DataMine is a local web application designed for high-performance data exploration, custom SQL queries, and dynamic visualizations on large (gigabyte-scale) CSV and Parquet repositories.
Built with FastAPI, DuckDB, and React, DataMine avoids memory overheads (RAM crashes) by executing queries directly on disk or through memory mapping using a high-performance, out-of-core SQL engine.

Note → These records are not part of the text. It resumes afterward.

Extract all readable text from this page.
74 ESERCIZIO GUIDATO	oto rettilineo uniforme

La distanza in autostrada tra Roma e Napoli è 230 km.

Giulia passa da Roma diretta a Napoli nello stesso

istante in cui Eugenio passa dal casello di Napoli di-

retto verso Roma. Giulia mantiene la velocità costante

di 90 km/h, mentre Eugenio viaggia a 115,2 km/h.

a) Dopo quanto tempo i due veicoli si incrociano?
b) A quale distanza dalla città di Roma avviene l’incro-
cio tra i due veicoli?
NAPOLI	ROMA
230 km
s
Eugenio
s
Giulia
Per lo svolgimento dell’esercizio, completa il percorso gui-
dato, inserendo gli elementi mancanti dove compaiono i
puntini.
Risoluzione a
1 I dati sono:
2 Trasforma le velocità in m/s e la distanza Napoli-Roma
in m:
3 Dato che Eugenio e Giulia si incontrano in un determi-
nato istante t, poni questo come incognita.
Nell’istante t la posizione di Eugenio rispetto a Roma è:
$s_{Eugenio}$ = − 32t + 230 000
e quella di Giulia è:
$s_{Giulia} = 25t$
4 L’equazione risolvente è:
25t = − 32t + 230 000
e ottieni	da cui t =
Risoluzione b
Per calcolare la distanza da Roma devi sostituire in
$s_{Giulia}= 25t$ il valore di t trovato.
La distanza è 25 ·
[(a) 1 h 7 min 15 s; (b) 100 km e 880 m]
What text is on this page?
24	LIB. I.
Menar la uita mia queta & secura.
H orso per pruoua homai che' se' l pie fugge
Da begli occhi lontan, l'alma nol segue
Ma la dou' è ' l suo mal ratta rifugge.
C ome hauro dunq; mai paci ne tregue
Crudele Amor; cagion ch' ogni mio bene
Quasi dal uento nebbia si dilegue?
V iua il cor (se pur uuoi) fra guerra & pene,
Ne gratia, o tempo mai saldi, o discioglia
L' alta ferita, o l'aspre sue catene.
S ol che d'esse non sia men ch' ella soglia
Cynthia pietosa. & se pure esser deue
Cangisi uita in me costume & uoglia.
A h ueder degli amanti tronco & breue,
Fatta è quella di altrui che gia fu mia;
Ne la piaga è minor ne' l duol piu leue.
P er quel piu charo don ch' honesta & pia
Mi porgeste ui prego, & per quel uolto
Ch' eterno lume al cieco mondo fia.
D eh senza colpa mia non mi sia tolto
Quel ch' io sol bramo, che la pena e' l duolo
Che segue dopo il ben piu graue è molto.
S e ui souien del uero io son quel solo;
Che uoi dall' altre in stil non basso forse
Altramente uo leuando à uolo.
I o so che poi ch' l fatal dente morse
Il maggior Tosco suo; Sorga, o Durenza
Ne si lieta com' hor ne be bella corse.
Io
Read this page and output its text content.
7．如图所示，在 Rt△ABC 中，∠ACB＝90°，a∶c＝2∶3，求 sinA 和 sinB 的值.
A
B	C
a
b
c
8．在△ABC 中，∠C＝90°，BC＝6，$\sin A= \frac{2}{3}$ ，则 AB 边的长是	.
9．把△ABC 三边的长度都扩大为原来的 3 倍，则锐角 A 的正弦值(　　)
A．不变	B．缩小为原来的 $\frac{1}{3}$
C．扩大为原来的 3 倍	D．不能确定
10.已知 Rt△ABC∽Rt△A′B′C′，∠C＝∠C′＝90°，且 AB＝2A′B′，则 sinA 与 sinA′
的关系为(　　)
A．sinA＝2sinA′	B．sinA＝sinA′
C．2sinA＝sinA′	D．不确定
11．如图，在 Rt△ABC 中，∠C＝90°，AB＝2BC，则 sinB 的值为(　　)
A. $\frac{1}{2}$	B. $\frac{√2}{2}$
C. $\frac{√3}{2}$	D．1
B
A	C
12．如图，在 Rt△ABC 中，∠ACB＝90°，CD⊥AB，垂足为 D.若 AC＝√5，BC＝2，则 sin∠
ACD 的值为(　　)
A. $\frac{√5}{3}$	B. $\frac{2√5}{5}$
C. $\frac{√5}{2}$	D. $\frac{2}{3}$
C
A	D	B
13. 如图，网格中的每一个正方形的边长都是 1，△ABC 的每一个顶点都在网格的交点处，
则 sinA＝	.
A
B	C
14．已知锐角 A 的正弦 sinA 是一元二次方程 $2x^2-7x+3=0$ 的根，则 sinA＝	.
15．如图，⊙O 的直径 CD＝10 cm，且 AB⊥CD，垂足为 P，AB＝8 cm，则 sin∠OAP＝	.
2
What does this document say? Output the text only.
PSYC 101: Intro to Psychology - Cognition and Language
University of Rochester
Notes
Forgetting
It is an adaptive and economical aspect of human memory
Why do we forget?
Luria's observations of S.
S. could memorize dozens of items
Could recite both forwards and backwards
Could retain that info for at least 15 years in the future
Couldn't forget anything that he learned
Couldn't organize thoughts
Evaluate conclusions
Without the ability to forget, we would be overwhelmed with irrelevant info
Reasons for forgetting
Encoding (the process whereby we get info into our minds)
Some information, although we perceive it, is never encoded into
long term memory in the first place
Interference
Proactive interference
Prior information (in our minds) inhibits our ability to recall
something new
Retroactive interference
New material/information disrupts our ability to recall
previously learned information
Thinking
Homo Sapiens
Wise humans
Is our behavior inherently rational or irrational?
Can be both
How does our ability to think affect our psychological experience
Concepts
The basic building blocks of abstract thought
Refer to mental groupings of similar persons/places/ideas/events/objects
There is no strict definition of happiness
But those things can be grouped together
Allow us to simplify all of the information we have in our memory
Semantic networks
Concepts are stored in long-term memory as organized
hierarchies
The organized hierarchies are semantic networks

- Analytical SQL Editor: Write custom SQL directly in the browser (e.g. filters, aggregations, joins). The query targets a virtual table called
tablerepresenting the selected CSV or Parquet file. - Preset Templates: Click-to-apply templates for quick data analysis:
- Preview: Standard preview showing columns.
- Group By Count: Frequency counts on text columns.
- Value Sum: Financial/sales sum aggregations on numeric columns.
- Time Series: Daily/monthly rolling stats.
- Advanced Visualizations (Recharts):
- Supports Line, Bar, Area, Scatter, and Pie charts.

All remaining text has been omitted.